Three renowned scholars will speak at St. John’s Law School’s conference on Racial and Gender Equity in the Business Setting.

March 14, 2005

Three renowned scholars will speak at St. John’s Law School’s conference, “People of Color, Women and the Public Corporation: Conference on Racial and Gender Equity in the Business Setting” on March 18th, 2005.
 
Martha Albertson Fineman is a Woodruff Professor at Emory University School of Law, the highest honor Emory can bestow on a faculty member. An internationally recognized law and society scholar, Fineman is a leading authority on family law and feminist jurisprudence. Following graduation from University of Chicago Law School, Fineman clerked for the Hon. Luther M. Swygert of the U.S. Court of Appeals for the Seventh Circuit, and then taught at University of Wisconsin and Columbia University. She joined Cornell Law School in 1999 to become the first endowed Chair in the nation in Feminist Jurisprudence. Fineman is founder and director of the Feminism and Legal Theory Project, which was inaugurated in 1984.  She has received awards for her writing and teaching and has served on several government study commissions.
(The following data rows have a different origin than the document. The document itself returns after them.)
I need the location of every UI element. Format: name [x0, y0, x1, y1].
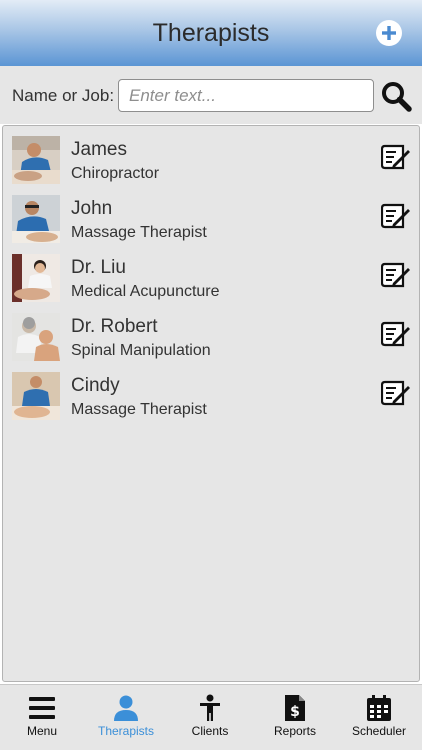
- therapist-job: Spinal Manipulation: [71, 342, 211, 359]
- therapist-row[interactable]: John Massage Therapist: [3, 195, 419, 253]
- bottom-tab-bar: Menu Therapists Clients $ Reports Schedu…: [0, 684, 422, 750]
- therapist-photo: [12, 372, 60, 420]
- therapist-name: Dr. Robert: [71, 316, 158, 337]
- therapist-photo: [12, 254, 60, 302]
- search-label: Name or Job:: [12, 86, 115, 105]
- svg-text:$: $: [290, 704, 300, 720]
- edit-note-icon[interactable]: [381, 262, 411, 290]
- standing-person-icon: [200, 694, 220, 721]
- therapist-row[interactable]: James Chiropractor: [3, 136, 419, 194]
- therapist-job: Chiropractor: [71, 165, 160, 182]
- add-therapist-button[interactable]: [376, 20, 402, 46]
- therapist-name: Dr. Liu: [71, 257, 126, 278]
- edit-note-icon[interactable]: [381, 203, 411, 231]
- edit-note-icon[interactable]: [381, 144, 411, 172]
- search-bar: Name or Job:: [0, 66, 422, 124]
- tab-scheduler[interactable]: Scheduler: [337, 685, 421, 750]
- tab-label: Clients: [191, 724, 229, 738]
- therapist-photo: [12, 313, 60, 361]
- therapist-row[interactable]: Dr. Robert Spinal Manipulation: [3, 313, 419, 371]
- tab-clients[interactable]: Clients: [168, 685, 252, 750]
- tab-menu[interactable]: Menu: [0, 685, 84, 750]
- hamburger-menu-icon: [29, 697, 55, 719]
- edit-note-icon[interactable]: [381, 321, 411, 349]
- tab-label: Therapists: [97, 724, 155, 738]
- therapist-name: John: [71, 198, 113, 219]
- edit-note-icon[interactable]: [381, 380, 411, 408]
- tab-label: Reports: [273, 724, 317, 738]
- tab-reports[interactable]: $ Reports: [253, 685, 337, 750]
- therapist-job: Massage Therapist: [71, 224, 207, 241]
- tab-therapists[interactable]: Therapists: [84, 685, 168, 750]
- therapist-list: James Chiropractor John Massage Therapis…: [2, 125, 420, 682]
- therapist-photo: [12, 195, 60, 243]
- tab-label: Scheduler: [351, 724, 407, 738]
- therapist-job: Massage Therapist: [71, 401, 207, 418]
- therapist-row[interactable]: Dr. Liu Medical Acupuncture: [3, 254, 419, 312]
- search-icon[interactable]: [380, 80, 412, 112]
- dollar-document-icon: $: [285, 695, 305, 721]
- plus-circle-icon: [382, 26, 396, 40]
- therapist-name: James: [71, 139, 127, 160]
- page-title: Therapists: [152, 19, 270, 47]
- therapist-row[interactable]: Cindy Massage Therapist: [3, 372, 419, 430]
- therapist-photo: [12, 136, 60, 184]
- person-icon: [114, 695, 138, 721]
- search-input[interactable]: [118, 79, 374, 112]
- header-bar: Therapists: [0, 0, 422, 66]
- therapist-name: Cindy: [71, 375, 120, 396]
- tab-label: Menu: [26, 724, 58, 738]
- therapist-job: Medical Acupuncture: [71, 283, 220, 300]
- calendar-icon: [367, 695, 391, 721]
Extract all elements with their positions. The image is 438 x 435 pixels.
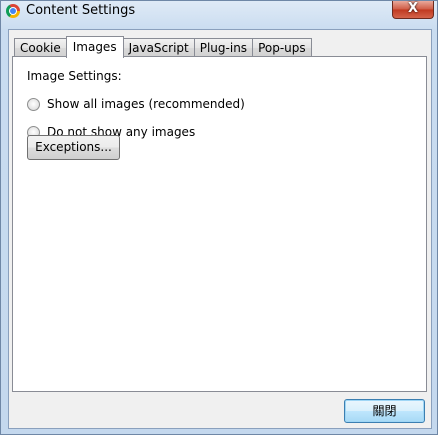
show-all-images-option[interactable]: Show all images (recommended) — [27, 97, 245, 111]
window-close-button[interactable]: X — [392, 1, 434, 19]
dialog-client-area: Cookie Images JavaScript Plug-ins Pop-up… — [8, 29, 432, 429]
image-settings-label: Image Settings: — [27, 69, 122, 83]
images-tab-panel: Image Settings: Show all images (recomme… — [12, 56, 427, 392]
chrome-icon — [6, 4, 20, 18]
tab-images[interactable]: Images — [65, 36, 124, 58]
window-title: Content Settings — [26, 3, 136, 18]
tab-javascript[interactable]: JavaScript — [122, 38, 195, 57]
show-all-images-label: Show all images (recommended) — [47, 97, 245, 111]
exceptions-button[interactable]: Exceptions... — [27, 135, 120, 160]
content-settings-window: Content Settings X Cookie Images JavaScr… — [0, 0, 438, 435]
show-all-images-radio[interactable] — [27, 97, 40, 111]
close-dialog-button[interactable]: 關閉 — [344, 399, 425, 423]
tab-strip: Cookie Images JavaScript Plug-ins Pop-up… — [14, 36, 312, 58]
tab-pop-ups[interactable]: Pop-ups — [252, 38, 312, 57]
title-bar[interactable]: Content Settings X — [1, 1, 437, 23]
tab-plug-ins[interactable]: Plug-ins — [193, 38, 254, 57]
tab-cookie[interactable]: Cookie — [14, 38, 67, 57]
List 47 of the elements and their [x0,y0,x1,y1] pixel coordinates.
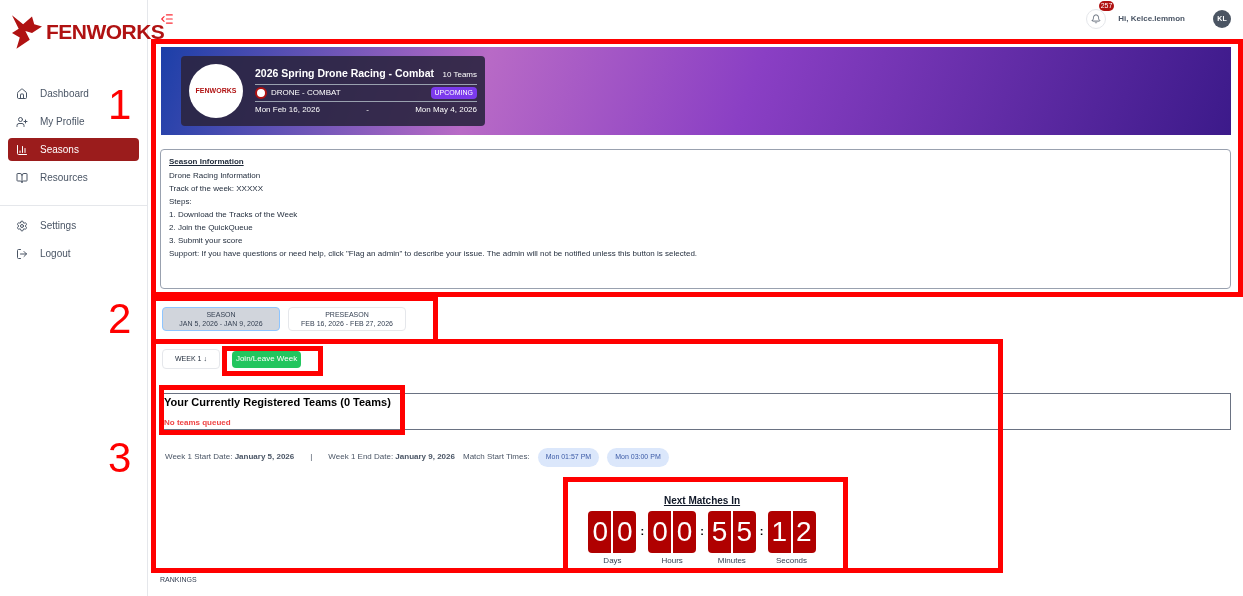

Rachel F. Moran is the Robert D. and Leslie-Kay Raven Professor of Law at University of California, Berkeley School of Law.  She was a visiting professor at UCLA (1988), Stanford (1989), NYU School of Law (1996), the University of Miami Law School (1997) and the University of Texas (2000). From 1993 to 1996 Moran served as chair of the Chicano/Latino Policy Project at UC Berkeley's Institute for the Study of Social Change. In 1995 she received the UC Berkeley Distinguished Teaching Award.

Moran is a member of the American Law Institute and the Executive Committee of the Association of American Law Schools. She sits on the Standing Committee of the Division of Public Education, American Bar Association; on the Board of Advisors for the Texas Hispanic Journal of Law and Policy; and on the Executive Board of the Berkeley Law Foundation. In addition in 2003 she chaired the Planning Committee for Taking Stock: Women of All Colors in Law Schools for the Association of American Law Schools and the Steering Committee for UC ACCORD. In 2003 she also became the director of the Institute for the Study of Social Change at UC Berkeley

Donald C. Langevoort is the Thomas Aquinas Reynolds Professor of Law at Georgetown University School of Law.  Prior to joining the Law Center faculty in 1999, Professor Langevoort was the Lee S. and Charles A. Speir Professor at Vanderbilt University School of Law, where he joined the faculty in 1981. Professor Langevoort has received the Paul J. Hartman Award for Excellence in Teaching at Vanderbilt. He has been a visiting professor at Harvard Law School and the University of Michigan Law School and a lecturer at the Washington College of Law, American University. After practicing for two years at Wilmer, Cutler & Pickering in Washington, D.C., he joined the staff of the U.S. Securities & Exchange Commission as Special Counsel in the Office of the General Counsel. Professor Langevoort has written many law review articles, a number of which seek to incorporate insights from social psychology and behavioral economics into the study of corporate and securities law and legal ethics. Professor Langevoort has testified numerous times before Congressional committees on issues relating to insider trading and securities litigation reform.